Work is not the only opportunity to engage in gratifying instrumental behavior, but it is typically the predominant one in peoples’ lives. Others are: pursuing an education, childrearing, hobbies, volunteering, even fixing things around the house. Of course, non-instrumental pursuits can also be gratifying and contribute to positive self-esteem. These may include having one or more close friends, a good social life, recognition for a talent or accomplishment and an inclination to view one’s life performance more or less objectively. By this last item I refer to one common and critical determinant of low self-esteem, the tendency of a person to undermine their actual achievements by denying they deserve credit, minimizing the accomplishment, assigning the credit to another person, to luck, accident or circumstances. A person who believes that they are not worthy of credit will not accept it and will suffer chronically low self-esteem.
Advancing technology is robbing people of their instrumentality. In our personal and work lives automation is taking function away from us. When it comes to mundane, repetitive tasks that offer little in the way of gratification, that may not be a great loss. If we lose our job due to automation, that is another story entirely, especially if it is a skilled job that we find fulfilling. When it does not affect their livelihood, people are welcoming of the technology. However, are they making a mistake? It may be fun telling Alexa to do things for us, but how much abdication of function can we tolerate before we have given up so much “doing for ourselves” that we are emptied out?
The theft by technology of our functioning has been gradual and insidious. Decades back, I used to enjoy working on my car, replacing or gapping distributor points, setting the timing and doing other major and minor repairs. It was a gratifying undertaking. Today’s cars are computer controlled and far more complex and intimidating, leaving little for an untrained home garage jockey to do but change the oil and filter. However, some of the theft of function is more than incidental to progress. To force consumers to use their repair services, rather than try to fix an item themselves, companies such as Apple try to legally retain ownership rights to parts of the products they sell us, prohibiting us from making our own repairs!
We hear much about the threat of automation putting greater and greater numbers of people out of work. To the extent that comes to pass, society will face a major challenge in dealing with all those unemployed. One compensating proposal we hear about more frequently has to do with a guaranteed minimum income. But aside from the purely economic aspect of such displacement, society will have to also address the issues of personal loss of purpose, loss of value and loss off function. Certainly, many jobs today are routine, oppressive and unrewarding. Skilled manufacturing jobs were replaced by low paying service industry jobs. Having no job may not be much worse than having one of those jobs. Nevertheless, in a society that has always valued work, even many minimum wage workers are glad they are employed and find meaning in it.

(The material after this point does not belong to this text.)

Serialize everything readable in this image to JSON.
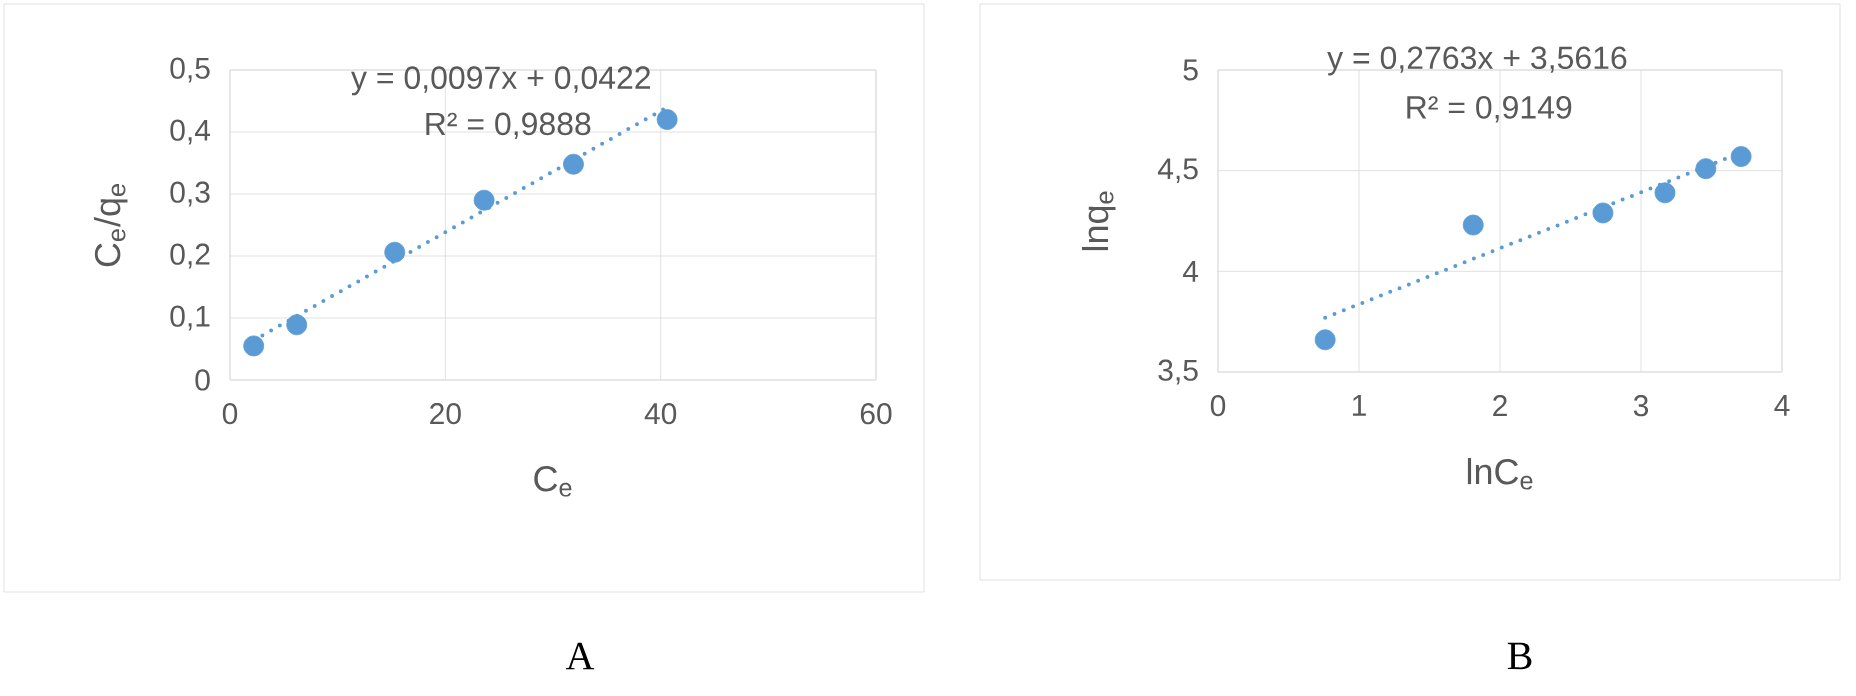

If the premise that work contributes substantially to positive self-esteem is correct, then masses of newly and possibly permanently, unemployed will create a mental health crisis for the country if solutions are not readied and implemented. The task appears to be monumental. Nothing short of an appropriate change in cultural values coupled with an aggressive public education project to disseminate the new way of thinking, will succeed. Perhaps people can prepare themselves by consciously bucking the trend and refusing to give up their personal instrumentality wherever they have a choice.
Choosing to do for oneself is a freedom we should not toss away casually. The unanticipated consequences may be more than we bargained for.